21. INTERPRETATION; PAROL EVIDENCE; TRADE USAGE. Except as otherwise agreed in writing by the parties, these Conditions are intended by the parties as a final expression of their agreement and are intended as a complete and exclusive statement of the terms and conditions of sale with respect to any sale of goods or services by the Company to the purchaser. No course of prior dealings between the parties and no usage of trade shall be relevant to supplement or explain any term used in these Conditions. Acceptance or acquiescence in a course of performance rendered under these Conditions shall not be relevant to determine the meaning of these Conditions even though the accepting or acquiescing party has knowledge of the nature of the performance and an opportunity for objection. If any provision of these Conditions shall be unenforceable, then such provision shall be null and void but the remainder of these Conditions shall remain in full force and effect. The paragraph headings herein are for convenience only and shall not be deemed to limit or otherwise modify the terms hereof. This document shall be construed and interpreted without regard to any presumption against the party who drafted the document.

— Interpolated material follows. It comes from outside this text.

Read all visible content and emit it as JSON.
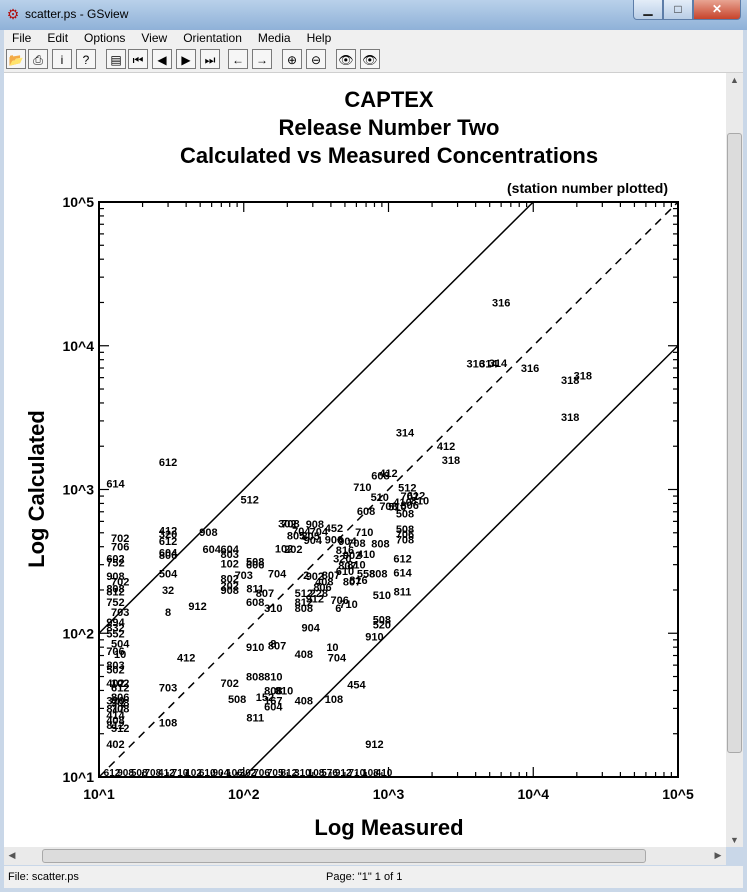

No agent, employee or representative of the Company has any authority to bind the Company to any affirmation, representation or warranty concerning the goods or services sold by the Company, and unless an affirmation, representation or warranty made by an agent, employee or representative is specifically included in these Conditions it shall not be enforceable by the purchaser.
22. LANGUAGE. The parties have required that these Conditions and all agreements, instruments, documents and notices relating to these Conditions be drawn up in the English language. Les parties aux présentes ont exigé que les présentes conditions et tous autres contrats, instruments contractuels, documents ou avis afférents aux présentes conditions soient rédigés en langue anglaise.